What are Word Embeddings? Why are they important?
Engineering a computer to understand the meaning of words is a notoriously difficult problem in Data Science, Natural Language Processing and Artificial Intelligence.
Any effective text analysis software must successfully be able to take semantics into account. Knowing that ‘toilet’ and ‘loo’ have essentially the same meaning is a basic prerequisite to analysing reviews of customer facilities. A reliance on string similarity (words that appear similar because of the letters they contain: ‘tram’,’tramp’, ‘car’, ‘carpet’) is not sufficient. Matching letters alone does not tell us anything about semantic similarity.
One possibility is to make use of resources such as Princeton WordNet, essentially a sophisticated online dictionary in a programmable format. There are problems with this approach, however. A static, discrete ontology does not provide any meaningful way to quantify the similarity of words. Language is dynamic – constantly evolving, updating and developing at a thunderous pace.

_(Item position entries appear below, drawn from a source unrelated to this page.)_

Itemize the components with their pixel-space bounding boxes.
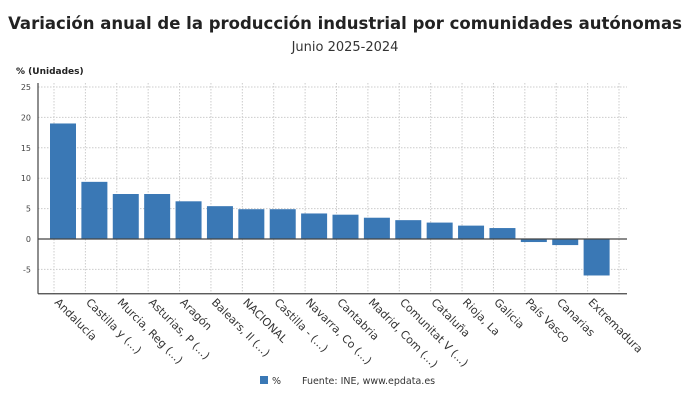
- y-axis-label: % (Unidades): [16, 67, 84, 77]
- legend-label: %: [272, 376, 281, 387]
- bar: [458, 225, 485, 239]
- y-tick-label: 25: [21, 83, 31, 92]
- bar: [332, 214, 359, 239]
- y-tick-label: 0: [26, 235, 31, 244]
- y-tick-label: -5: [23, 265, 31, 274]
- bar: [552, 239, 579, 246]
- y-tick-label: 10: [21, 174, 31, 183]
- bars: [50, 123, 610, 276]
- chart-title: Variación anual de la producción industr…: [8, 14, 682, 33]
- bar: [206, 206, 233, 239]
- bar: [269, 209, 296, 239]
- bar: [112, 194, 139, 239]
- bar: [363, 217, 390, 239]
- y-tick-label: 20: [21, 113, 31, 122]
- bar: [144, 194, 171, 239]
- bar: [489, 228, 516, 239]
- source-text: Fuente: INE, www.epdata.es: [302, 376, 435, 387]
- bar: [81, 181, 108, 239]
- legend-swatch: [260, 376, 268, 384]
- y-tick-label: 5: [26, 205, 31, 214]
- grid: [38, 83, 627, 294]
- bar: [175, 201, 202, 239]
- bar: [520, 239, 547, 243]
- axes: [37, 83, 627, 295]
- bar: [583, 239, 610, 276]
- bar: [50, 123, 76, 239]
- bar: [395, 220, 422, 239]
- y-ticks: 25 20 15 10 5 0 -5: [21, 83, 31, 274]
- bar: [426, 222, 453, 239]
- chart-subtitle: Junio 2025-2024: [291, 40, 399, 55]
- y-tick-label: 15: [21, 144, 31, 153]
- bar: [301, 213, 328, 239]
- bar: [238, 209, 265, 239]
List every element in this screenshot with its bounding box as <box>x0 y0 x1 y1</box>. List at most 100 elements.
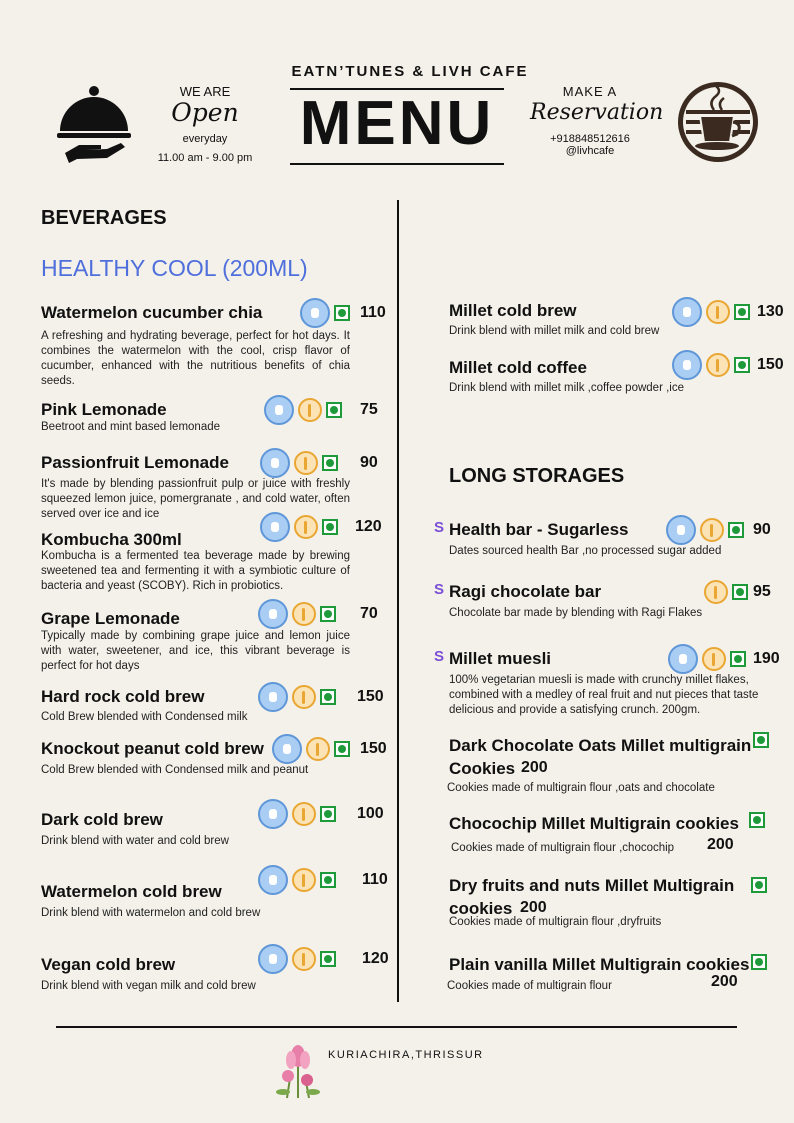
cookie-name: Chocochip Millet Multigrain cookies <box>449 814 739 833</box>
cafe-name: EATN’TUNES & LIVH CAFE <box>291 63 529 80</box>
item-price: 150 <box>757 356 784 373</box>
gluten-free-badge-icon <box>260 512 290 542</box>
gluten-free-badge-icon <box>672 297 702 327</box>
hours-label: 11.00 am - 9.00 pm <box>157 152 253 164</box>
item-description: Drink blend with watermelon and cold bre… <box>41 907 261 919</box>
gluten-free-badge-icon <box>258 944 288 974</box>
wheat-icon <box>294 451 318 475</box>
footer-rule <box>56 1026 737 1028</box>
everyday-label: everyday <box>182 133 228 145</box>
item-description: Cookies made of multigrain flour ,oats a… <box>447 782 715 794</box>
gluten-free-badge-icon <box>258 799 288 829</box>
item-description: Chocolate bar made by blending with Ragi… <box>449 607 703 619</box>
cloche-icon <box>57 86 131 163</box>
veg-mark-icon <box>751 954 767 970</box>
item-name: Knockout peanut cold brew <box>41 739 264 758</box>
item-name: Dark cold brew <box>41 810 163 829</box>
veg-mark-icon <box>334 305 350 321</box>
wheat-icon <box>292 602 316 626</box>
sugarless-s-mark: S <box>434 581 445 598</box>
item-name: Health bar - Sugarless <box>449 520 629 539</box>
wheat-icon <box>292 802 316 826</box>
item-description: Drink blend with millet milk ,coffee pow… <box>449 382 684 394</box>
veg-mark-icon <box>753 732 769 748</box>
item-price: 150 <box>360 740 387 757</box>
wheat-icon <box>704 580 728 604</box>
gluten-free-badge-icon <box>666 515 696 545</box>
item-description: Cold Brew blended with Condensed milk <box>41 711 248 723</box>
wheat-icon <box>298 398 322 422</box>
item-price: 70 <box>360 605 378 622</box>
veg-mark-icon <box>732 584 748 600</box>
item-price: 90 <box>753 521 771 538</box>
gluten-free-badge-icon <box>300 298 330 328</box>
veg-mark-icon <box>322 455 338 471</box>
veg-mark-icon <box>320 689 336 705</box>
cookie-name-line2: cookies <box>449 899 513 918</box>
sugarless-s-mark: S <box>434 519 445 536</box>
item-description: Cookies made of multigrain flour ,chococ… <box>451 842 675 854</box>
item-price: 200 <box>711 973 738 990</box>
lotus-flower-icon <box>276 1045 320 1099</box>
item-description: Cookies made of multigrain flour ,dryfru… <box>449 916 662 928</box>
item-price: 130 <box>757 303 784 320</box>
item-price: 110 <box>360 304 386 321</box>
item-name: Hard rock cold brew <box>41 687 205 706</box>
veg-mark-icon <box>322 519 338 535</box>
coffee-cup-icon <box>678 82 758 162</box>
wheat-icon <box>702 647 726 671</box>
item-price: 110 <box>362 871 388 888</box>
item-name: Vegan cold brew <box>41 955 176 974</box>
make-a-label: MAKE A <box>562 84 618 99</box>
wheat-icon <box>706 353 730 377</box>
gluten-free-badge-icon <box>260 448 290 478</box>
wheat-icon <box>706 300 730 324</box>
item-description: Cold Brew blended with Condensed milk an… <box>41 764 309 776</box>
gluten-free-badge-icon <box>264 395 294 425</box>
item-name: Grape Lemonade <box>41 609 180 628</box>
item-price: 200 <box>520 899 547 916</box>
item-price: 190 <box>753 650 780 667</box>
beverages-heading: BEVERAGES <box>41 207 167 229</box>
gluten-free-badge-icon <box>258 682 288 712</box>
cookie-name: Dark Chocolate Oats Millet multigrain <box>449 736 752 755</box>
veg-mark-icon <box>728 522 744 538</box>
veg-mark-icon <box>326 402 342 418</box>
veg-mark-icon <box>320 951 336 967</box>
column-divider <box>397 200 399 1002</box>
menu-top-rule <box>290 88 504 90</box>
gluten-free-badge-icon <box>672 350 702 380</box>
we-are-label: WE ARE <box>179 84 231 99</box>
cookie-name: Dry fruits and nuts Millet Multigrain <box>449 876 735 895</box>
item-price: 150 <box>357 688 384 705</box>
healthy-cool-heading: HEALTHY COOL (200ML) <box>41 255 308 281</box>
veg-mark-icon <box>730 651 746 667</box>
veg-mark-icon <box>734 304 750 320</box>
item-price: 200 <box>707 836 734 853</box>
item-description: Drink blend with millet milk and cold br… <box>449 325 660 337</box>
veg-mark-icon <box>320 806 336 822</box>
footer-location: KURIACHIRA,THRISSUR <box>328 1049 484 1061</box>
wheat-icon <box>292 868 316 892</box>
veg-mark-icon <box>751 877 767 893</box>
item-name: Watermelon cucumber chia <box>41 303 263 322</box>
veg-mark-icon <box>320 872 336 888</box>
item-description: Typically made by combining grape juice … <box>41 630 350 672</box>
item-description: Drink blend with water and cold brew <box>41 835 229 847</box>
social-handle: @livhcafe <box>565 145 615 157</box>
item-description: Drink blend with vegan milk and cold bre… <box>41 980 256 992</box>
phone-number: +918848512616 <box>550 133 630 145</box>
item-name: Ragi chocolate bar <box>449 582 602 601</box>
item-name: Millet cold brew <box>449 301 577 320</box>
cookie-name-line2: Cookies <box>449 759 516 778</box>
item-name: Millet cold coffee <box>449 358 587 377</box>
gluten-free-badge-icon <box>258 599 288 629</box>
item-name: Watermelon cold brew <box>41 882 222 901</box>
gluten-free-badge-icon <box>258 865 288 895</box>
menu-bottom-rule <box>290 163 504 165</box>
item-name: Passionfruit Lemonade <box>41 453 229 472</box>
reservation-label: Reservation <box>530 100 664 125</box>
veg-mark-icon <box>749 812 765 828</box>
veg-mark-icon <box>734 357 750 373</box>
wheat-icon <box>292 947 316 971</box>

Here at Gavagai, we use an AI-based approach. Our lexicon leverages word space technology, also known as word embeddings, semantic word vectors or distributional semantic models. For each language (be it English, Finnish, Arabic etc.) the meaning of a word is represented as a point in a multi-dimensional vector space. From digesting vast amounts of text, the meaning of a word is learned.
What is different about Gavagai’s Word Embeddings?
Word embedding technology has been around the block in a range of different formats (cf. a brief history of word embeddings). Our own word spaces are much more powerful than standard implementations.
To begin with, our system is trained from online data. The internet is the largest corpus of real-world language usage that exists. Thanks to this, we are able to exploit a rich amount of text from many different domains. This enhances our Natural Language Understanding of many different types of data. In addition, our system continuously learns and incrementally updates, so we able to keep abreast of the latest coinages and nuances in online language in a completely unsupervised way.
This incrementality also means we do not need to retrain our models from scratch. (In this case, the word ‘model’ refers to the set of word meanings we have learned for a language). Almost all Machine Learning and Deep Learning models use training sets of fixed size. Once the model is trained, it is immutable and fixed in place. As soon as new data becomes available, it is not possible to update the existing representations without starting completely from scratch. This is gobsmackingly inefficient: work already carried out is discarded and in some cases, the train and redeploy cycle can take several days. When dealing with online data, the problem is exacerbated: new documents and content are being created every minute of everyday. Our technology is able to work on-the-fly, updating incrementally as each new document comes in. No retraining is needed.
Due to the domain diversity of our training data, we are also able to handle understanding of variations, misspellings and corruptions of data. This is vital for accurately processing the extreme variability of natural language.
Our word space technology is the technology that powers the core of what we do. It allows us to take previous developments in topic modelling and sentiment analysis to commercially deployable levels.